I rarely write about current events - not because I'm not informed, but rather because the last thing this world needs is yet another outlet for depressing news stories. But then this morning I came across this article on the CNN website that I thought was MM-worthy, if only because it brought up a point that could possibly be pertinent to the 'frum community'.

So to sum up the article - basically, there's this Equality Bill that is pending in British Parliament which would effectively end discrimination on the basis of sexual orientation (as well as gender and race, etc). The catholic pope got upset because this would mean that the church could be prosecuted for turning down gay priesthood candidates. British government then countered by amending the legislation to give certain allowances when it comes to priests and ministers - but not other staff members. Feel free to read the bill yourself, if you're legal-minded.

Anyhow - whether or not this bill becomes law, with whatever amendments made to it - an interesting issue has been brought up that no doubt we will probably come across sometime soon on this side of the Atlantic. What happens then?


Mark said...

There are already laws banning discrimination based on gender and yet we see lno litigation requiring organizations to appoint female rabbis.

Clearly any legislation would probably allow for the "religous groups exemption".

(Parenthetically), though, I think it would only be proper and just to have female and/or gay rabbis... but that's just 'cause I don't believe in intolerance and inequality of any kind.)


Anonymous said...

I'm with Mark, I'd love to see that. I'm not Jewish, but many in my religion use Hebrew texts to defend discrimination against gays (and to a lesser extent, women) while many of us don't think those groups have a leg to stand on.

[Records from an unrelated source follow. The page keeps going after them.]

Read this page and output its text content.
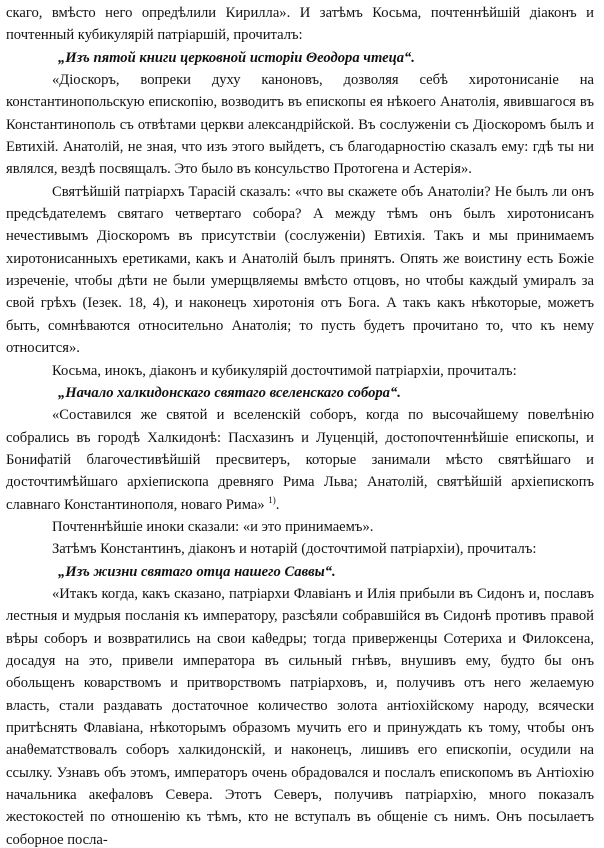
скаго, вмѣсто него опредѣлили Кирилла». И затѣмъ Косьма, почтеннѣйшiй дiаконъ и почтенный кубикулярiй патрiаршiй, прочиталъ:

„Изъ пятой книги церковной исторiи Θеодора чтеца“.

«Дiоскоръ, вопреки духу каноновъ, дозволяя себѣ хиротонисанiе на константинопольскую епископiю, возводитъ въ епископы ея нѣкоего Анатолiя, явившагося въ Константинополь съ отвѣтами церкви александрiйской. Въ сослуженiи съ Дiоскоромъ былъ и Евтихiй. Анатолiй, не зная, что изъ этого выйдетъ, съ благодарностiю сказалъ ему: гдѣ ты ни являлся, вездѣ посвящалъ. Это было въ консульство Протогена и Астерiя».

Святѣйшiй патрiархъ Тарасiй сказалъ: «что вы скажете объ Анатолiи? Не былъ ли онъ предсѣдателемъ святаго четвертаго собора? А между тѣмъ онъ былъ хиротонисанъ нечестивымъ Дiоскоромъ въ присутствiи (сослуженiи) Евтихiя. Такъ и мы принимаемъ хиротонисанныхъ еретиками, какъ и Анатолiй былъ принятъ. Опять же воистину есть Божiе изреченiе, чтобы дѣти не были умерщвляемы вмѣсто отцовъ, но чтобы каждый умиралъ за свой грѣхъ (Iезек. 18, 4), и наконецъ хиротонiя отъ Бога. А такъ какъ нѣкоторые, можетъ быть, сомнѣваются относительно Анатолiя; то пусть будетъ прочитано то, что къ нему относится».

Косьма, инокъ, дiаконъ и кубикулярiй досточтимой патрiархiи, прочиталъ:

„Начало халкидонскаго святаго вселенскаго собора“.

«Составился же святой и вселенскiй соборъ, когда по высочайшему повелѣнiю собрались въ городѣ Халкидонѣ: Пасхазинъ и Луценцiй, достопочтеннѣйшiе епископы, и Бонифатiй благочестивѣйшiй пресвитеръ, которые занимали мѣсто святѣйшаго и досточтимѣйшаго архiепископа древняго Рима Льва; Анатолiй, святѣйшiй архiепископъ славнаго Константинополя, новаго Рима» $^{1)}$.

Почтеннѣйшiе иноки сказали: «и это принимаемъ».

Затѣмъ Константинъ, дiаконъ и нотарiй (досточтимой патрiархiи), прочиталъ:

„Изъ жизни святаго отца нашего Саввы“.

«Итакъ когда, какъ сказано, патрiархи Флавiанъ и Илiя прибыли въ Сидонъ и, пославъ лестныя и мудрыя посланiя къ императору, разсѣяли собравшiйся въ Сидонѣ противъ правой вѣры соборъ и возвратились на свои каθедры; тогда приверженцы Сотериха и Филоксена, досадуя на это, привели императора въ сильный гнѣвъ, внушивъ ему, будто бы онъ обольщенъ коварствомъ и притворствомъ патрiарховъ, и, получивъ отъ него желаемую власть, стали раздавать достаточное количество золота антiохiйскому народу, всячески притѣснять Флавiана, нѣкоторымъ образомъ мучить его и принуждать къ тому, чтобы онъ анаθематствовалъ соборъ халкидонскiй, и наконецъ, лишивъ его епископiи, осудили на ссылку. Узнавъ объ этомъ, императоръ очень обрадовался и послалъ епископомъ въ Антiохiю начальника акефаловъ Севера. Этотъ Северъ, получивъ патрiархiю, много показалъ жестокостей по отношенiю къ тѣмъ, кто не вступалъ въ общенiе съ нимъ. Онъ посылаетъ соборное посла-
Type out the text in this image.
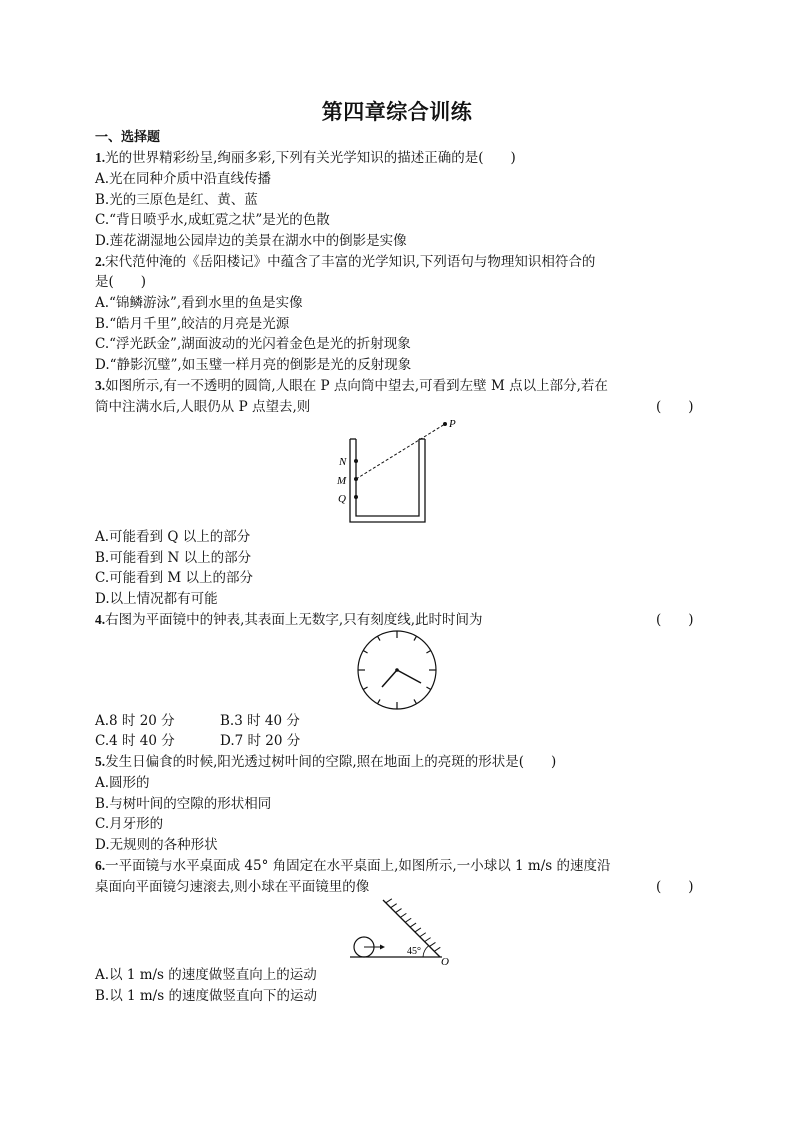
第四章综合训练
一、选择题
1.光的世界精彩纷呈,绚丽多彩,下列有关光学知识的描述正确的是(　　)
A.光在同种介质中沿直线传播
B.光的三原色是红、黄、蓝
C.“背日喷乎水,成虹霓之状”是光的色散
D.莲花湖湿地公园岸边的美景在湖水中的倒影是实像
2.宋代范仲淹的《岳阳楼记》中蕴含了丰富的光学知识,下列语句与物理知识相符合的
是(　　)
A.“锦鳞游泳”,看到水里的鱼是实像
B.“皓月千里”,皎洁的月亮是光源
C.“浮光跃金”,湖面波动的光闪着金色是光的折射现象
D.“静影沉璧”,如玉璧一样月亮的倒影是光的反射现象
3.如图所示,有一不透明的圆筒,人眼在 P 点向筒中望去,可看到左壁 M 点以上部分,若在
筒中注满水后,人眼仍从 P 点望去,则	(　　)
P
N
M
Q
A.可能看到 Q 以上的部分
B.可能看到 N 以上的部分
C.可能看到 M 以上的部分
D.以上情况都有可能
4.右图为平面镜中的钟表,其表面上无数字,只有刻度线,此时时间为	(　　)
A.8 时 20 分	B.3 时 40 分
C.4 时 40 分	D.7 时 20 分
5.发生日偏食的时候,阳光透过树叶间的空隙,照在地面上的亮斑的形状是(　　)
A.圆形的
B.与树叶间的空隙的形状相同
C.月牙形的
D.无规则的各种形状
6.一平面镜与水平桌面成 45° 角固定在水平桌面上,如图所示,一小球以 1 m/s 的速度沿
桌面向平面镜匀速滚去,则小球在平面镜里的像	(　　)
45°
O
A.以 1 m/s 的速度做竖直向上的运动
B.以 1 m/s 的速度做竖直向下的运动
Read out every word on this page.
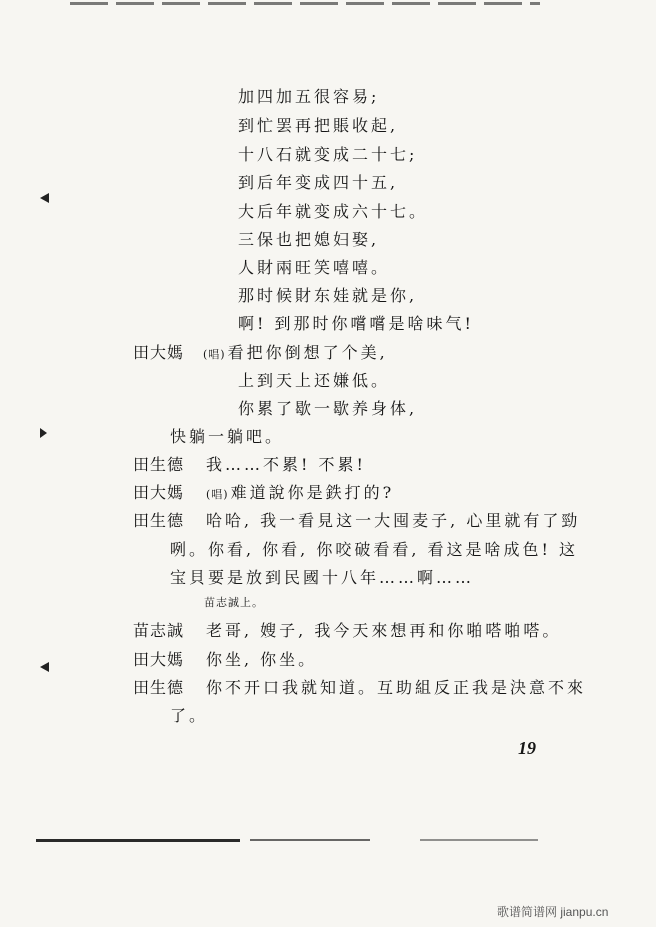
加四加五很容易;
到忙罢再把賬收起,
十八石就变成二十七;
到后年变成四十五,
大后年就变成六十七。
三保也把媳妇娶,
人財兩旺笑嘻嘻。
那时候財东娃就是你,
啊! 到那时你嚐嚐是啥味气!
田大媽 (唱) 看把你倒想了个美,
上到天上还嫌低。
你累了歇一歇养身体,
快躺一躺吧。
田生德 我……不累! 不累!
田大媽 (唱) 难道說你是鉄打的?
田生德 哈哈, 我一看見这一大囤麦子, 心里就有了勁
咧。你看, 你看, 你咬破看看, 看这是啥成色! 这
宝貝要是放到民國十八年……啊……
苗志誠上。
苗志誠 老哥, 嫂子, 我今天來想再和你啪嗒啪嗒。
田大媽 你坐, 你坐。
田生德 你不开口我就知道。互助組反正我是決意不來
了。
19
歌谱简谱网 jianpu.cn
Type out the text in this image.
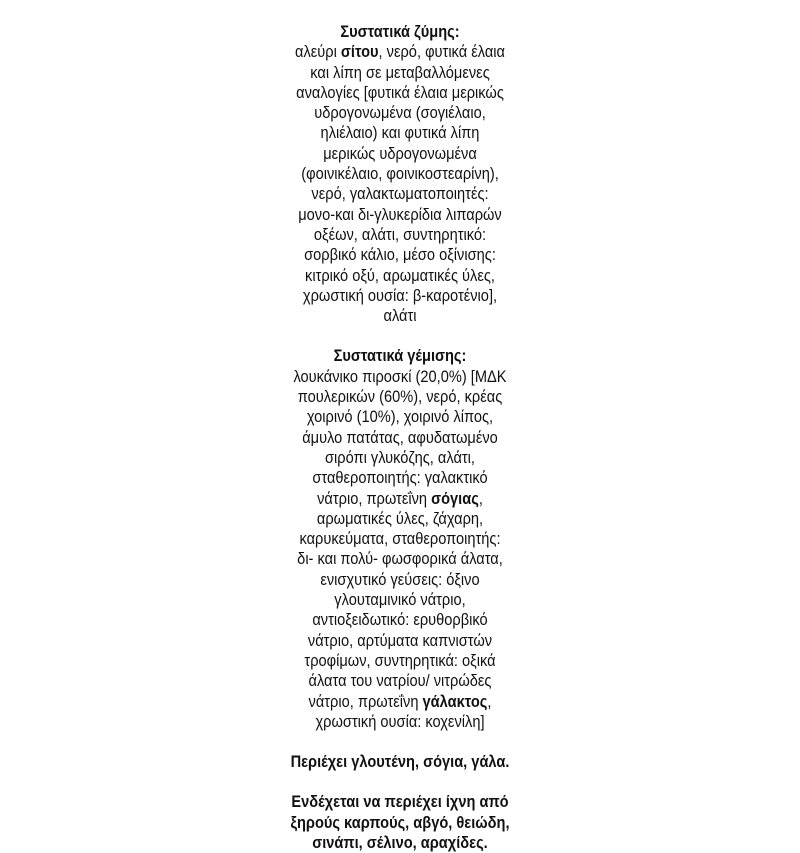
Συστατικά ζύμης:
αλεύρι σίτου, νερό, φυτικά έλαια
και λίπη σε μεταβαλλόμενες
αναλογίες [φυτικά έλαια μερικώς
υδρογονωμένα (σογιέλαιο,
ηλιέλαιο) και φυτικά λίπη
μερικώς υδρογονωμένα
(φοινικέλαιο, φοινικοστεαρίνη),
νερό, γαλακτωματοποιητές:
μονο-και δι-γλυκερίδια λιπαρών
οξέων, αλάτι, συντηρητικό:
σορβικό κάλιο, μέσο οξίνισης:
κιτρικό οξύ, αρωματικές ύλες,
χρωστική ουσία: β-καροτένιο],
αλάτι
Συστατικά γέμισης:
λουκάνικο πιροσκί (20,0%) [ΜΔΚ
πουλερικών (60%), νερό, κρέας
χοιρινό (10%), χοιρινό λίπος,
άμυλο πατάτας, αφυδατωμένο
σιρόπι γλυκόζης, αλάτι,
σταθεροποιητής: γαλακτικό
νάτριο, πρωτεΐνη σόγιας,
αρωματικές ύλες, ζάχαρη,
καρυκεύματα, σταθεροποιητής:
δι- και πολύ- φωσφορικά άλατα,
ενισχυτικό γεύσεις: όξινο
γλουταμινικό νάτριο,
αντιοξειδωτικό: ερυθορβικό
νάτριο, αρτύματα καπνιστών
τροφίμων, συντηρητικά: οξικά
άλατα του νατρίου/ νιτρώδες
νάτριο, πρωτεΐνη γάλακτος,
χρωστική ουσία: κοχενίλη]
Περιέχει γλουτένη, σόγια, γάλα.
Ενδέχεται να περιέχει ίχνη από
ξηρούς καρπούς, αβγό, θειώδη,
σινάπι, σέλινο, αραχίδες.
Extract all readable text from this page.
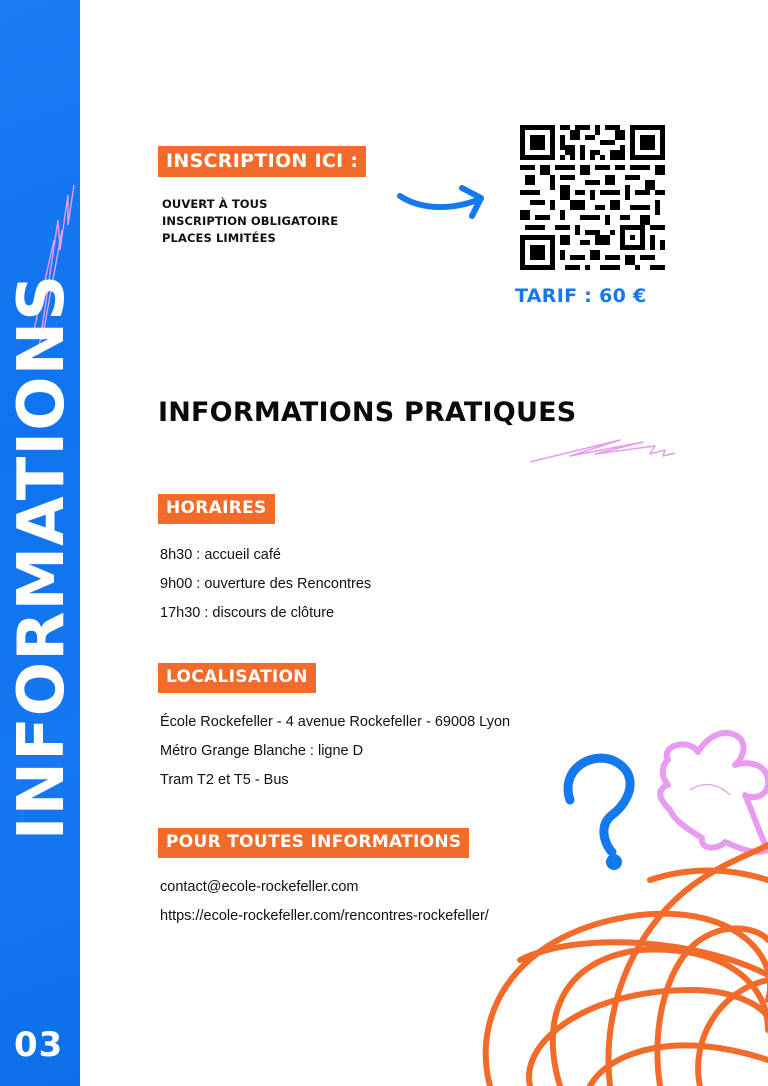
INFORMATIONS
03
INSCRIPTION ICI :
OUVERT À TOUS
INSCRIPTION OBLIGATOIRE
PLACES LIMITÉES
TARIF : 60 €
INFORMATIONS PRATIQUES
HORAIRES
8h30 : accueil café
9h00 : ouverture des Rencontres
17h30 : discours de clôture
LOCALISATION
École Rockefeller - 4 avenue Rockefeller - 69008 Lyon
Métro Grange Blanche : ligne D
Tram T2 et T5 - Bus
POUR TOUTES INFORMATIONS
contact@ecole-rockefeller.com
https://ecole-rockefeller.com/rencontres-rockefeller/
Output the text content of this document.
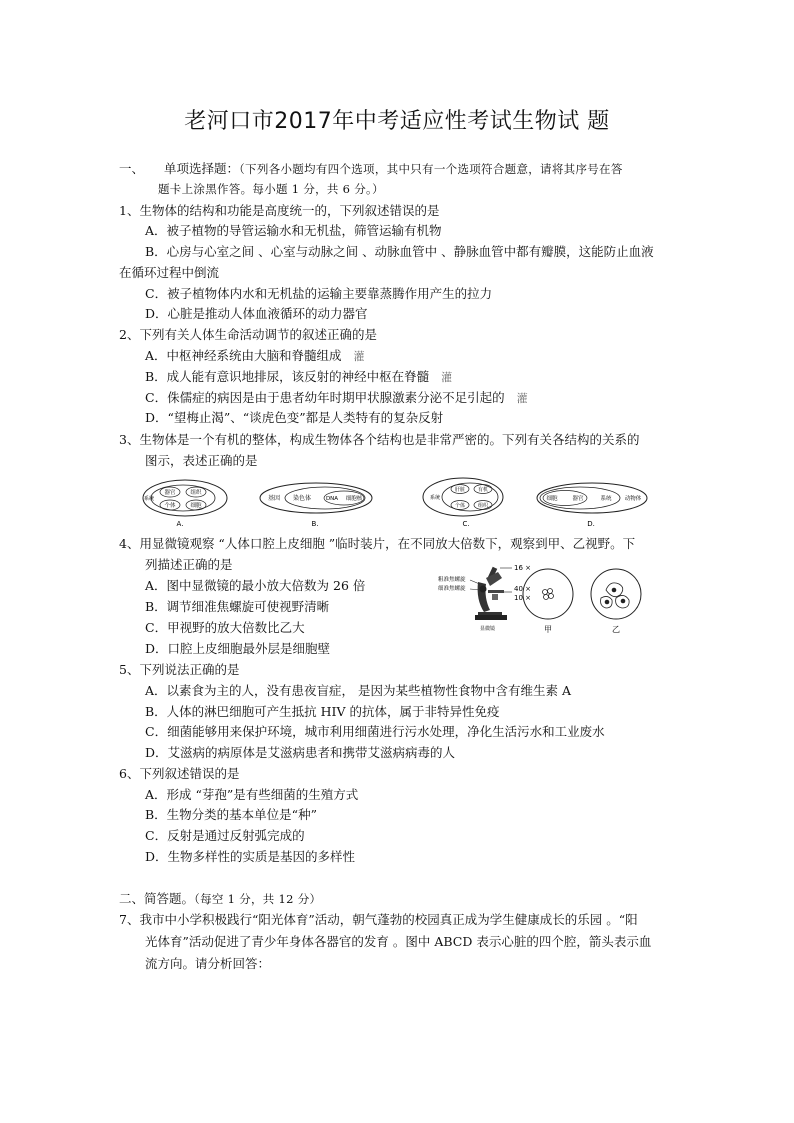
老河口市2017年中考适应性考试生物试 题
一、 单项选择题：（下列各小题均有四个选项，其中只有一个选项符合题意，请将其序号在答
题卡上涂黑作答。每小题 1 分，共 6 分。）
1、生物体的结构和功能是高度统一的，下列叙述错误的是
A．被子植物的导管运输水和无机盐，筛管运输有机物
B．心房与心室之间 、心室与动脉之间 、动脉血管中 、静脉血管中都有瓣膜，这能防止血液
在循环过程中倒流
C．被子植物体内水和无机盐的运输主要靠蒸腾作用产生的拉力
D．心脏是推动人体血液循环的动力器官
2、下列有关人体生命活动调节的叙述正确的是
A．中枢神经系统由大脑和脊髓组成 灌
B．成人能有意识地排尿，该反射的神经中枢在脊髓 灌
C．侏儒症的病因是由于患者幼年时期甲状腺激素分泌不足引起的 灌
D．“望梅止渴”、“谈虎色变”都是人类特有的复杂反射
3、生物体是一个有机的整体，构成生物体各个结构也是非常严密的。下列有关各结构的关系的
图示，表述正确的是
器官	组织
个体	细胞
系统
A.
基因 染色体	DNA 细胞核
B.
肝脏	有机
个体	组织
系统
C.
细胞	器官	系统 动物体
D.
4、用显微镜观察 “人体口腔上皮细胞 ”临时装片，在不同放大倍数下，观察到甲、乙视野。下
列描述正确的是
A．图中显微镜的最小放大倍数为 26 倍
B．调节细准焦螺旋可使视野清晰
C．甲视野的放大倍数比乙大
D．口腔上皮细胞最外层是细胞壁
粗准焦螺旋
细准焦螺旋
显微镜
16 ×
40 ×
10 ×
甲	乙
5、下列说法正确的是
A．以素食为主的人，没有患夜盲症， 是因为某些植物性食物中含有维生素 A
B．人体的淋巴细胞可产生抵抗 HIV 的抗体，属于非特异性免疫
C．细菌能够用来保护环境，城市利用细菌进行污水处理，净化生活污水和工业废水
D．艾滋病的病原体是艾滋病患者和携带艾滋病病毒的人
6、下列叙述错误的是
A．形成 “芽孢”是有些细菌的生殖方式
B．生物分类的基本单位是“种”
C．反射是通过反射弧完成的
D．生物多样性的实质是基因的多样性
二、简答题。（每空 1 分，共 12 分）
7、我市中小学积极践行“阳光体育”活动，朝气蓬勃的校园真正成为学生健康成长的乐园 。“阳
光体育”活动促进了青少年身体各器官的发育 。图中 ABCD 表示心脏的四个腔，箭头表示血
流方向。请分析回答：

Sadly, some of the most vocal and influential opponents of this nondiscrimination legislation have come from our sister church in England.

Maidel said...

it's interesting isn't it - that from a legal perspective, religion is allowed to be intolerant.

(i'm not saying that I think all religions are actually intolerant)

Data said...

The separation of church and state. Henry VIII made himself leader of the Anglican church, thereby bringing it under the auspices of the government.

I don't know if that's how it works nowadays, but the American government doesn't have authority over religious organizations. So no worries.

The Jewish Free School takes money from the government, as does YU, so they have to defer to their policies. If you don't take their money, than no problem.